Saturday, April 27, 2024
spot_img

Sudan: Conflict Enters Third Month Amid Escalation of Violence

Sudan’s devastating war has entered its third month, with the murder of a governor marking a fresh escalation of violence in the western region of Darfur.

Officials in Sudan on Thursday said the Rapid Support Forces (RSF) paramilitary group had captured and executed the governor of West Darfur, Khamis Abbakar, in the regional capital El Geneina.

Abbakar had accused the RSF and some of their allied militias of committing genocide against people from Darfur’s Masalit ethnic group.

The RSF has not responded to the accusations.

Reports of similar violence in the cities of Nyala and Zalingei have been mounting.

Abbakar had also warned that the attacks had spread across the city and beyond, and called for international intervention.

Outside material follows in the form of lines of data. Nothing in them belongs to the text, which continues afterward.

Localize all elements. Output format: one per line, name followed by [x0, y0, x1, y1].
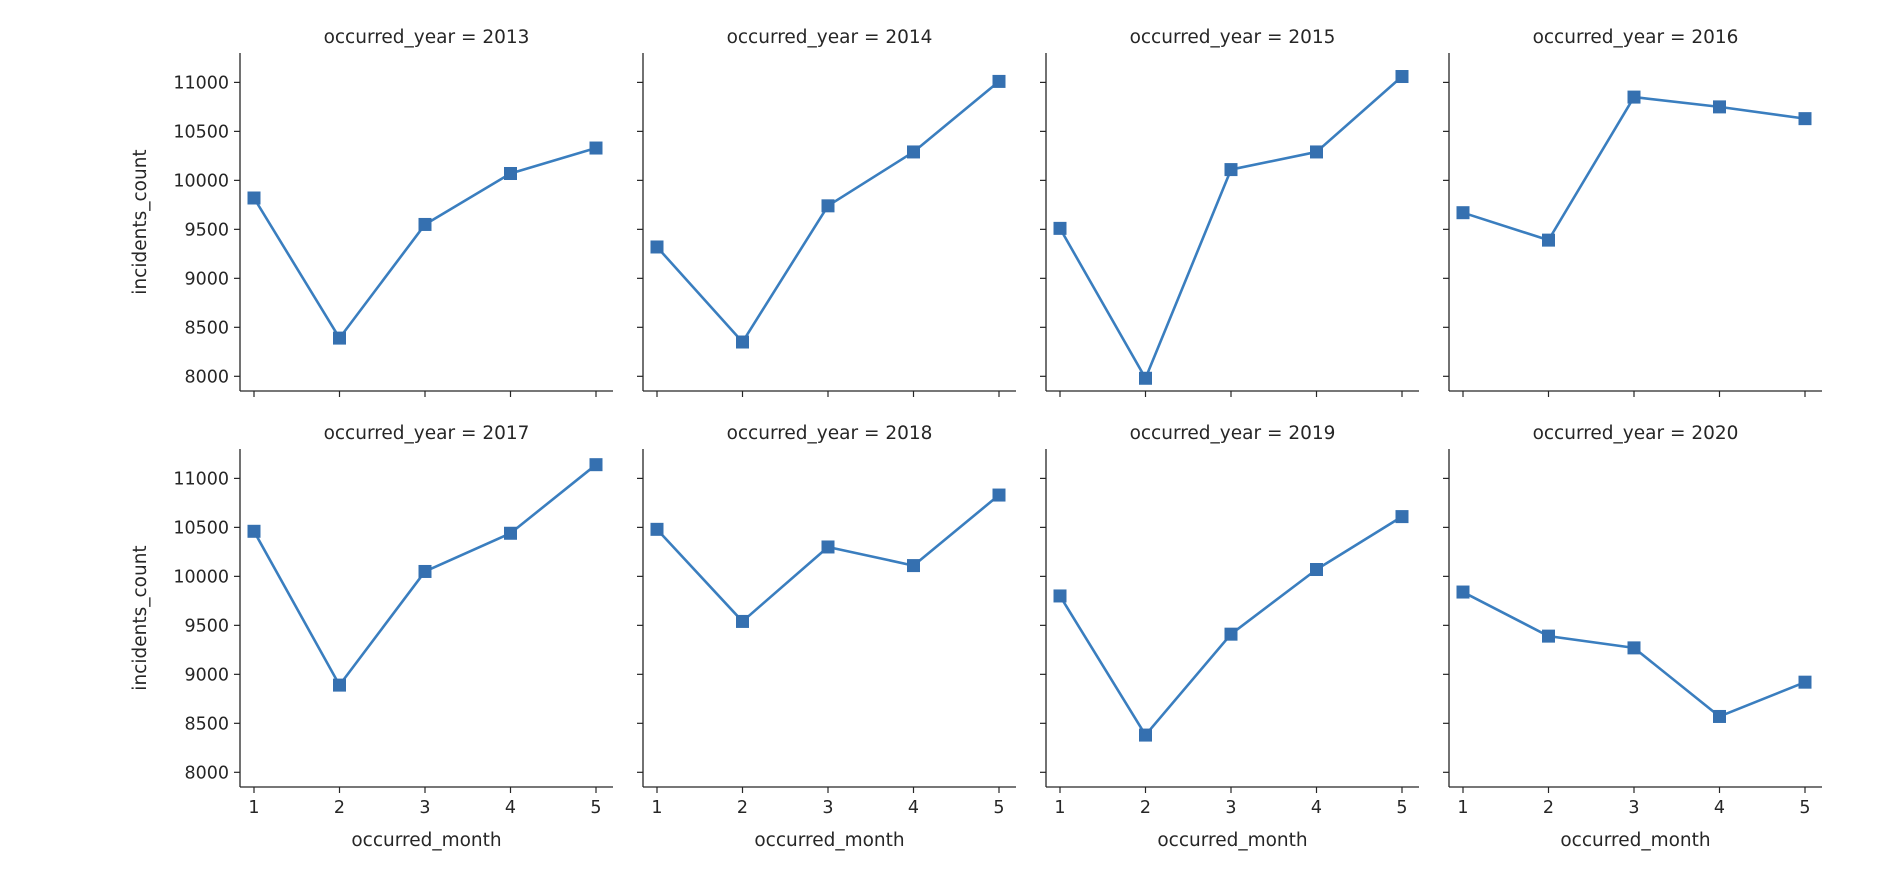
series-line: [1058, 515, 1404, 737]
x-tick-label: 4: [505, 798, 516, 818]
data-point: [1053, 221, 1067, 235]
data-point: [650, 522, 664, 536]
y-tick-label: 9000: [184, 665, 229, 685]
data-point: [333, 331, 346, 345]
x-tick-label: 5: [1396, 798, 1407, 818]
data-point: [1542, 233, 1555, 247]
x-axis-label: occurred_month: [1560, 830, 1710, 851]
x-tick-label: 4: [1714, 798, 1725, 818]
data-point: [1456, 585, 1470, 599]
data-point: [418, 217, 432, 231]
x-tick-label: 2: [737, 798, 748, 818]
data-point: [1310, 145, 1323, 159]
y-tick-label: 10500: [173, 518, 229, 538]
y-tick-label: 8000: [184, 367, 229, 387]
data-point: [992, 488, 1006, 502]
x-tick-label: 3: [1225, 798, 1236, 818]
x-tick-label: 5: [1799, 798, 1810, 818]
data-point: [1224, 163, 1238, 177]
x-axis-label: occurred_month: [351, 830, 501, 851]
data-point: [736, 614, 749, 628]
data-point: [992, 74, 1006, 88]
data-point: [1224, 627, 1238, 641]
x-tick-label: 3: [419, 798, 430, 818]
data-point: [1395, 510, 1409, 524]
x-tick-label: 1: [1054, 798, 1065, 818]
y-tick-label: 11000: [173, 73, 229, 93]
y-tick-label: 9500: [184, 220, 229, 240]
x-tick-label: 2: [334, 798, 345, 818]
data-point: [1139, 728, 1152, 742]
panel-title: occurred_year = 2013: [324, 27, 530, 48]
x-tick-label: 1: [651, 798, 662, 818]
series-line: [252, 146, 598, 340]
data-point: [589, 141, 603, 155]
x-tick-label: 4: [908, 798, 919, 818]
panel-title: occurred_year = 2017: [324, 423, 530, 444]
data-point: [650, 240, 664, 254]
data-point: [1053, 589, 1067, 603]
series-line: [655, 493, 1001, 623]
x-tick-label: 2: [1140, 798, 1151, 818]
data-point: [504, 526, 517, 540]
data-point: [821, 199, 835, 213]
x-axis-label: occurred_month: [754, 830, 904, 851]
x-tick-label: 3: [1628, 798, 1639, 818]
data-point: [1798, 675, 1812, 689]
y-tick-label: 10000: [173, 171, 229, 191]
x-tick-label: 2: [1543, 798, 1554, 818]
data-point: [1542, 629, 1555, 643]
data-point: [1627, 90, 1641, 104]
panel-title: occurred_year = 2018: [727, 423, 933, 444]
y-tick-label: 10500: [173, 122, 229, 142]
data-point: [1627, 641, 1641, 655]
x-tick-label: 1: [1457, 798, 1468, 818]
data-point: [907, 559, 920, 573]
data-point: [1713, 100, 1726, 114]
y-tick-label: 11000: [173, 469, 229, 489]
y-tick-label: 10000: [173, 567, 229, 587]
data-point: [1713, 709, 1726, 723]
y-axis-label: incidents_count: [130, 545, 151, 690]
data-point: [1139, 371, 1152, 385]
data-point: [736, 335, 749, 349]
data-point: [247, 191, 261, 205]
x-tick-label: 5: [590, 798, 601, 818]
series-line: [1461, 95, 1807, 242]
y-tick-label: 8500: [184, 318, 229, 338]
panel-title: occurred_year = 2014: [727, 27, 933, 48]
data-point: [1395, 70, 1409, 84]
data-point: [821, 540, 835, 554]
data-point: [504, 167, 517, 181]
data-point: [907, 145, 920, 159]
panel-title: occurred_year = 2015: [1130, 27, 1336, 48]
x-tick-label: 3: [822, 798, 833, 818]
x-tick-label: 4: [1311, 798, 1322, 818]
x-tick-label: 5: [993, 798, 1004, 818]
data-point: [1456, 206, 1470, 220]
data-point: [589, 458, 603, 472]
y-tick-label: 9000: [184, 269, 229, 289]
panel-title: occurred_year = 2016: [1533, 27, 1739, 48]
y-axis-label: incidents_count: [130, 149, 151, 294]
y-tick-label: 8500: [184, 714, 229, 734]
data-point: [1798, 112, 1812, 126]
data-point: [418, 564, 432, 578]
data-point: [1310, 563, 1323, 577]
y-tick-label: 8000: [184, 763, 229, 783]
series-line: [1058, 75, 1404, 380]
x-tick-label: 1: [248, 798, 259, 818]
x-axis-label: occurred_month: [1157, 830, 1307, 851]
data-point: [333, 678, 346, 692]
panel-title: occurred_year = 2020: [1533, 423, 1739, 444]
panel-title: occurred_year = 2019: [1130, 423, 1336, 444]
y-tick-label: 9500: [184, 616, 229, 636]
data-point: [247, 524, 261, 538]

‘Crimes against humanity’ in Darfur

Earlier this week, the UN chief Antonio Guterres said he deplored the “appalling” escalation in the conflict, while the UN’s Sudan envoy, Volker Perthes, warned of potentiel crimes against humanity western Darfur, the most affected region.

In a statement Guterres said he was “highly worried about the increasing ethnic dimension of the violence, as well as by reports of sexual violence”.

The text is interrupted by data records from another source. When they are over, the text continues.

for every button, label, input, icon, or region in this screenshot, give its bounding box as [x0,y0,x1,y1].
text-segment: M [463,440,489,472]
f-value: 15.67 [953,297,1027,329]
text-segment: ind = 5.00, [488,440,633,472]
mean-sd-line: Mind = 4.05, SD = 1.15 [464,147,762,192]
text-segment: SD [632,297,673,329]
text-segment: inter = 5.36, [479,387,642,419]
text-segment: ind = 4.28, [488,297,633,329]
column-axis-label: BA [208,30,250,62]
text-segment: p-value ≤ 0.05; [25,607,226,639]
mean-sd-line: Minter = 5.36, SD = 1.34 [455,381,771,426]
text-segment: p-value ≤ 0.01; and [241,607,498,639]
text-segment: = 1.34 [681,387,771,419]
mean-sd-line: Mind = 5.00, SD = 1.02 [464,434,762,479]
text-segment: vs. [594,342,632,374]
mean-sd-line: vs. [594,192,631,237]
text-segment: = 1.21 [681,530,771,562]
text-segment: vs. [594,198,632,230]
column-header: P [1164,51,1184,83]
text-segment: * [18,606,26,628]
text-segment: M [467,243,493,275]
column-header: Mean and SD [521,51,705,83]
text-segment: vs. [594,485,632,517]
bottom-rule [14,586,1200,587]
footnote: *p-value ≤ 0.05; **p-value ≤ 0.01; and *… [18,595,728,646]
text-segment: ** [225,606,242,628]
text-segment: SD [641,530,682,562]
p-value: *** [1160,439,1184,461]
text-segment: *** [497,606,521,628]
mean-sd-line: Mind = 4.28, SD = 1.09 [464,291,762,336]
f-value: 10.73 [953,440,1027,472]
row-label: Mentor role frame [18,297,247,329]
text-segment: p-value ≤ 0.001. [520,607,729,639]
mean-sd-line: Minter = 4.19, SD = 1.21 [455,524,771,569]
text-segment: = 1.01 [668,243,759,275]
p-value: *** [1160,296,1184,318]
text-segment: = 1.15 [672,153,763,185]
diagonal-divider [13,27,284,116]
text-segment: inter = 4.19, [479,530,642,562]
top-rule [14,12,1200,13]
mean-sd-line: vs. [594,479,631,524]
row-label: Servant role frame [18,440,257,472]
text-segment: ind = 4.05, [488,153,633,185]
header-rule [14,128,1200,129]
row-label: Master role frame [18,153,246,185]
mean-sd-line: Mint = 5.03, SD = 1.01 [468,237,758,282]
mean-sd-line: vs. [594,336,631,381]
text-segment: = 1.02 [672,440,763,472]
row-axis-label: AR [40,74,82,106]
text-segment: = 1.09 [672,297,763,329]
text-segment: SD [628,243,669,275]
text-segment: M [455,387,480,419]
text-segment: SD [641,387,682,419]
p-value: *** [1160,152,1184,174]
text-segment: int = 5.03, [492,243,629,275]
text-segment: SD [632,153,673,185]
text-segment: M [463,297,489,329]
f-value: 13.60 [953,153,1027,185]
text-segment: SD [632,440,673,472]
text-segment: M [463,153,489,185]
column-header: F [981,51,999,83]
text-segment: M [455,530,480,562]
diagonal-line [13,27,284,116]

The NGO Doctors without Borders (MSF) described El Geneina “one of the worst places on Earth“.

Khartoum in limbo

Sudan’s conflict started on 15 April in the capital, Khartoum. Since then the country’s army – headed by Abdel Fattah al-Burhan – and the RSF – commanded by his former deputy Mohamed Hamdan Daglo – have been locked in combat.

These destroyed entire neighbourhoods of the capital Khartoum, leaving hundreds under siege.